表面だけで決め付けると、思いがけない失敗に、自己嫌悪。

粗暴な言葉遣い、やたら大きな声、支離滅裂な説明、つながりのない話、脅しとも思える乱暴な言葉、チラチラする金品の要求などで、この人、クレーマーじゃないの?と決め付けてしまうクレーム対応担当者はたくさんいると思います。昨今は、そんな決まりきったクレーマーの条件に当てはまる人だからと言って、簡単にクレーマーだと決め付けるのはたいへん危険です。

というのも世間の人々は、多かれ少なかれ気持ちの負担になるものを抱えている時代です。仕事のこと、お金のこと、夫婦間のこと、親子間のこと、知人間のこと、上司と部下の関係のこと、健康のこと、手続きのこと、時間のこと、どんなに問題のない生活をしているように見える人にも、その人なりに心に影を落とすことを抱えているのです。
そして普段は露呈しなかった気持ちの負担も、あることがきっかけでたちまちクローズアップされることになる時代なのです。

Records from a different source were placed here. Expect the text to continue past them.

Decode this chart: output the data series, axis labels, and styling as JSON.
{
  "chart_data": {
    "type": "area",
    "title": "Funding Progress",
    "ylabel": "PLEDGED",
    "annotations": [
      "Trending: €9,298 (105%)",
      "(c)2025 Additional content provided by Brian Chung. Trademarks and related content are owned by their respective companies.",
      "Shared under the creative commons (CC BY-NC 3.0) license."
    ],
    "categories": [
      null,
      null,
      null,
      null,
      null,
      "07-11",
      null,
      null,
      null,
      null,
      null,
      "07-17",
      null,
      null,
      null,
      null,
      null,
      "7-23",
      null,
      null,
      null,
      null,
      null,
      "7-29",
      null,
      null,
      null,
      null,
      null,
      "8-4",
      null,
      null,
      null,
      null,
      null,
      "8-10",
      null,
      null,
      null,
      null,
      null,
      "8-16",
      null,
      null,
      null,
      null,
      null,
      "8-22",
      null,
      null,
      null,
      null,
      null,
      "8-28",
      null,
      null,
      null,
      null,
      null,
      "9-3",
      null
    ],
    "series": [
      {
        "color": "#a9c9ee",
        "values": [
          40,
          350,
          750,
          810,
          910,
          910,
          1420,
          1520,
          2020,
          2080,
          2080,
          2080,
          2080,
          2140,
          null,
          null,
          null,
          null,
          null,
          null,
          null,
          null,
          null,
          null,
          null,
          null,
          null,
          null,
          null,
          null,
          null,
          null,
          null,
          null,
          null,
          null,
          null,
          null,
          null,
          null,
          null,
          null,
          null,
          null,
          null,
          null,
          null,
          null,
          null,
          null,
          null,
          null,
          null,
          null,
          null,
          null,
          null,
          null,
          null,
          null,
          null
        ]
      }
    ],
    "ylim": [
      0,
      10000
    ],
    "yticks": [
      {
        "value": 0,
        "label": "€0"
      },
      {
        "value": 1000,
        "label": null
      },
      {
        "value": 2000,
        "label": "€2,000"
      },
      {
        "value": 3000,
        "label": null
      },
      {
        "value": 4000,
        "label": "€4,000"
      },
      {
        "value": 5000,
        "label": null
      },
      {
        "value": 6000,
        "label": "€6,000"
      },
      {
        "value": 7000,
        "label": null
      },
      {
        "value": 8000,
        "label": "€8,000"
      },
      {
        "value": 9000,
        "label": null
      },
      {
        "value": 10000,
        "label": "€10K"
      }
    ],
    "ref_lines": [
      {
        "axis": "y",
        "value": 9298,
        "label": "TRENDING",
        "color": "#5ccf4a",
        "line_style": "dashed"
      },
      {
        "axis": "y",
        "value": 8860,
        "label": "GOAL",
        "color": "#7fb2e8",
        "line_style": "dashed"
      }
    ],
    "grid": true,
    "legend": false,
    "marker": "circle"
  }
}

だから、他人から見れば「それがどうした?そんなに興奮することでもなかろうに。」と思うことも、本人にすれば大問題だということが多いにあるのです。
まして、私たち担当者にとって、その商品は、毎日見ている、毎日話題にしている、毎日触れている、毎日食べている、いささか飽きるくらいの頻度で関わっているものであるけれど、消費者にとっては、たった一つのそれなのです。

また、私たちの場合は、自社商品を個人的に購入して使用するとしても、従業員価格で購入することが多いものです。つまり、その商品の本来の価格で購入することが少ないものですから、少々、個人的に購入した自社商品に不満足な思いをしても、「従業員価格で安かったからしかたないわねえ。」なんて、あきらめの思いがその不満足を隠してしまうのです。

かと言って、自社商品を一般市場価格で購入することは、ちょっと馬鹿らしくてとっても勇気がいります。よく考えれば、私たちは、自社商品をお客様と同じ思いで購入したり、使用したりすることはほとんどできていないのです。
なのに、その商品を買ったお客様の思いをわかっているような気分になっているのは大間違い!
お客様は、たくさんの商品の中から、その商品を購入しようと決断するまでにはお客様なりのたくさんの思いを交差させているのです。たとえ、1つ100円の袋菓子にしたって。

だから、相手が乱暴のもの言いの人であれ、時には怒ってなさそうな有り難いお客様であれ、その商品の購入決断に至ったお話を聞かないと、対応に間違いが怒り、対応に失敗する結果となるのです。

もし、自分が軽率に相手の背景や思いを決め付けることで、対応に失敗をしたりすると自己嫌悪で立ち直れなくなります。毎日クレーム対応をして、1日に何度もお詫びをする立場だとは言え、会社の失敗を詫びることに比べて、自分の失敗を詫びることほど苦しいものはありません。

世間には自分では想像もできないことがたくさんあります。自分では想像もできない人生を歩んでいる人がたくさんいます。自分では想像もできない影を心に落として毎日を営んでいる人がいます。自分では想像もできないほど、自社の商品に深い思いをもっている人がたくさんいます。だから、たくさん電話がかかってくるんですよ。